Wednesday, February 21, 2024

Epoch dates in Excel and Java

Dates and times are very complicated as we know and almost every sentence should be followed by a caveat, probably to do with time zones and/or leap seconds. But, let's just press on anyway!

Excel stores dates as a number of days since a reference ("Epoch") date - the fractional part represents the time, for example 34567.5 means midday on day 34567.

Java has a whole load of stuff in the java.time package (and others) but it is easy enough to get dates as a Unix time-stamp, which is a number of seconds since the epoch.

The Excel epoch is 1-Jan-1900 and the Unix epoch is 1-Jan-1970.

I had some code outputting from Java which I wanted to make into a text file that could be imported by Excel. Formatting dates as text so that Excel could re-convert seemed troublesome because it's not clear exactly what formats it supports and it (probably!) depends on the locale. Why not output the Excel date serial number, then all that's needed is to format it as a date in the sheet?

The Excel serial number should be:

(Unix time stamp) / (number of seconds in a day) + offset
  
where offset is to account for the difference between the two epochs, i.e. number of days between 1-Jan-1900 and 1-Jan-1970.

Java can work this out, here is some jshell

   1 : import java.time.*;
   2 : import java.time.temporal.*;
   3 : var unix_epoch  = LocalDateTime.of(1970,1,1,0,0,0,0);
   4 : var excel_epoch = LocalDateTime.of(1900,1,1,0,0,0,0);
   5 : ChronoUnit.DAYS.between(excel_epoch,unix_epoch)
   

which gives the answer 25567

Excel can work this out with

=date(1970,1,1)

which formatted as a number gives 25569.

Two days out. The Excel one gives the right answer if used as the offset in the formula but other systems also suggest the proper answer is 25567.

The discrepancy comes because

  • Excel and Java disagree as to whether 1900 was a leap year
  • Excel epoch date is "Day 1" rather than starting from zero (in other words, =date(1900,1,1) gives 1)
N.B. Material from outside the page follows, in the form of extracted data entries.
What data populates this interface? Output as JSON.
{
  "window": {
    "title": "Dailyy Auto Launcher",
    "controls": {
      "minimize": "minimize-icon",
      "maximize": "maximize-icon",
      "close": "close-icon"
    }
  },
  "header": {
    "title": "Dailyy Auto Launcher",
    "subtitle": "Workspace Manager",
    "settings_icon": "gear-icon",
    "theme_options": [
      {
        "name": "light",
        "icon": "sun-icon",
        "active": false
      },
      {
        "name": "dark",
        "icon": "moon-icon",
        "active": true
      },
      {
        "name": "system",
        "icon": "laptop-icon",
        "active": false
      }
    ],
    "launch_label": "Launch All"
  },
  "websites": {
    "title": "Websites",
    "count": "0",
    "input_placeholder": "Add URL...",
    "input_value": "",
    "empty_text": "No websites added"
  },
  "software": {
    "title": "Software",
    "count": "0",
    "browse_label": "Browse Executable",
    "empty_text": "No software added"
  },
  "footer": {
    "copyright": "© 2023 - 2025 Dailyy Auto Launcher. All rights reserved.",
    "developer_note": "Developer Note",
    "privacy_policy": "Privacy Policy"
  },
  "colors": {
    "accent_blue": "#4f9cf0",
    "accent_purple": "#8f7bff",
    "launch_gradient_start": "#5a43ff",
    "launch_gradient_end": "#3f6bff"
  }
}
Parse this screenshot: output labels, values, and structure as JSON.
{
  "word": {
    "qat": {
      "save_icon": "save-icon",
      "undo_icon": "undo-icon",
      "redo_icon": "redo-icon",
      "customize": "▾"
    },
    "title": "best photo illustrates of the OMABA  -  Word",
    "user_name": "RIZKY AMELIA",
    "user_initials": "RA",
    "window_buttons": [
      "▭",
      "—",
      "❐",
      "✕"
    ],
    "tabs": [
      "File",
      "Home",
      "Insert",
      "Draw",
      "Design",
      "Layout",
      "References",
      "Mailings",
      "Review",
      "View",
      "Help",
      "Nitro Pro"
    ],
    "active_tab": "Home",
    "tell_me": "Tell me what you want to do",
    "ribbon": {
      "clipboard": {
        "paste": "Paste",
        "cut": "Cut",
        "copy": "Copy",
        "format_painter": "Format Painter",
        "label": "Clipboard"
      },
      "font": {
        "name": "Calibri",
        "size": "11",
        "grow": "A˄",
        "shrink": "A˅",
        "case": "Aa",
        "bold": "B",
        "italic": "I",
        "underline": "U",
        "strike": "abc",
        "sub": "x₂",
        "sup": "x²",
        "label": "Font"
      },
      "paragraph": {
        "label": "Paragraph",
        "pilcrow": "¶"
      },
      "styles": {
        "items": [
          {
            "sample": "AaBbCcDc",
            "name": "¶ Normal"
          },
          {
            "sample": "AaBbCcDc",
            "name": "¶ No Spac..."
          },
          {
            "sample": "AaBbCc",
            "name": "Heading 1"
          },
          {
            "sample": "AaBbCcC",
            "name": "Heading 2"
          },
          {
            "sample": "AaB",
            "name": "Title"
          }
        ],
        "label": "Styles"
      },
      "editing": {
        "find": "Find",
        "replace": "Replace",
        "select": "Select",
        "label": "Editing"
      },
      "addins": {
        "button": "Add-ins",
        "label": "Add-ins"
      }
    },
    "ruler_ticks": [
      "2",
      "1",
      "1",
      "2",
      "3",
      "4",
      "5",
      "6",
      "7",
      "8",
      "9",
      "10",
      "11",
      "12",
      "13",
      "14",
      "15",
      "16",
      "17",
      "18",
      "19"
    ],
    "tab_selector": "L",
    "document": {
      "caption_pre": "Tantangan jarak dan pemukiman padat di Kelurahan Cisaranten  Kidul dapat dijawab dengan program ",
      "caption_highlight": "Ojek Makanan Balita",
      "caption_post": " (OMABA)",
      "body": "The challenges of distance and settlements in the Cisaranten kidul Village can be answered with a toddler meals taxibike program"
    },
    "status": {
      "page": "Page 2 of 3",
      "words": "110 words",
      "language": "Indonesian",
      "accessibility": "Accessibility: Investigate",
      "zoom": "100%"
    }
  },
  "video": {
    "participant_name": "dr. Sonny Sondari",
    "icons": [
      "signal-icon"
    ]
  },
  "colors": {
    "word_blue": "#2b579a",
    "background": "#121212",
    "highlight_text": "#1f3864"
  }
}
So - I just hard-coded 25569 as a magic constant to use as the offset.

Postscript - seems it's impossible to type in an Excel date before 1900, it doesn't autoformat it. If you try and do arithmetic to subtract 2 days from 1-jan-1900 you just get ##########. If you use the DATE function it wraps, eg. =DATE(1800,1,1) gives a date in the year 3700. This is weird because I can imagine uses for dates in the 19th century, like genealogy, but not for the 38th century (extreme forecasting??)